En la Alta Edad Media hubo encima de la colina un pequeño castillo durante un corto período de tiempo, pero se sabe muy poco al respecto. Obviamente se construyó con mucha prisa en pocos años. Desde 1222 Dietrich de Dorndorf, un aristócrata inferior, se llamó a sí mismo Dietrich Conde de Rosenau. Murió en 1243, y todavía en el mismo año su familia vendió el castillo de Rosenau al cercano monasterio de Heisterbach, para ser derribado alrededor de 1250. Los motivos para llo han permanecido en la oscuridad hasta el día de hoy.

Castillos aduaneros al Rin Medio

Nuestra región está situada en el norte del valle del Rin Medio, hablando en términos medievales en la frontera sur del arzobispado de Colonia. Aquí, cuatro de los siete príncipes-electores del Sacro Imperio Romano – los arzobispos de Colonia, Maguncia y Tréveris y el Conde Palatino del Rin – ocupaban territorios, y también muchos duques regionales – el mapa parecía un mosaico. Los príncipes y duques del Rin habían descubierto que los peajes eran una fuente de ingresos lucrativa, e hicieron construir castillos aduaneros para asegurarse de que ningún barco pudiera pasar por su territorio sin paga. El castillo de Pfalzgrafenstein en Kaub, construido en una isla del Rin, es un famoso ejemplo.
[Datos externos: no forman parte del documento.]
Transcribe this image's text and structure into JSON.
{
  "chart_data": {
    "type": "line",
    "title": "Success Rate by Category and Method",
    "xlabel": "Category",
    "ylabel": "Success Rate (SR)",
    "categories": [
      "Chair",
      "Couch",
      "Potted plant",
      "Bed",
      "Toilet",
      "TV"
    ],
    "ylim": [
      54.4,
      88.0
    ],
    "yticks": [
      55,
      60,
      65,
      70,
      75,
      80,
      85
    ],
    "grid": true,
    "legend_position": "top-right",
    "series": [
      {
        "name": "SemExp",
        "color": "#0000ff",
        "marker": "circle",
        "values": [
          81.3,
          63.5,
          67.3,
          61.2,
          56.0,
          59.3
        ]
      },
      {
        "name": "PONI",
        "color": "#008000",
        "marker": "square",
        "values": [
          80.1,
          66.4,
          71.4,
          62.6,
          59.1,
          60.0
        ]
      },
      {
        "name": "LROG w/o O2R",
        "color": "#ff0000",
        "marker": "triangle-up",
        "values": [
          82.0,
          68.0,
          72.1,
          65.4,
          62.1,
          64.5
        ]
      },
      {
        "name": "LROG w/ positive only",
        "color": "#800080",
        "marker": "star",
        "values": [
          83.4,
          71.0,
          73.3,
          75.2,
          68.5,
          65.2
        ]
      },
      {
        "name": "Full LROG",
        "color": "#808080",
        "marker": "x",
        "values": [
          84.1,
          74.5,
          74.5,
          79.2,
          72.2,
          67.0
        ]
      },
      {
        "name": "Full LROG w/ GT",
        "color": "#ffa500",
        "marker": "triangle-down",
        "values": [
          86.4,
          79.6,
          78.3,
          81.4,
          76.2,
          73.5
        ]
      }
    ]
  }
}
Los castillos encima del Drachenfels y de la Löwenburg no eran castillos aduaneros. El puesto aduanoero cercano era Bonn (en sentido estricto, Bonn ya no es el Rin Medio). El arzobispo Konrad de Hochstaden recaudó peajes aquí, pero sin aprobación del emperador Federico II, por eso era ilegal, pero el arzobispo ya se había cambiado de bando, en la llamada «lucha final» entre el papa y el emperador, que era una guerra de exterminio, él apoyó al papa.

A lo largo de las décadas siguientes, el puesto aduanero de Bonn fue objeto de disputa. Cualquier candidato al trono que necesitara el voto del príncipe-arzobispo para ser elegido le concedía el derecho de recaudar peajes en Bonn al menos por algunos anos. Pero cuando un rey cambió su política o aún luchó para acabar con el poder de los príncipes-arzobispos, como hizo el rey Albrecht I, el peaje fue prohibido. Eventualmente, los príncipes-arzobispos tuvieron más influencia, y a principios del siglo XIV se les concedió el derecho de recaudar peajes en Bonn, incondicionalmente y para siempre.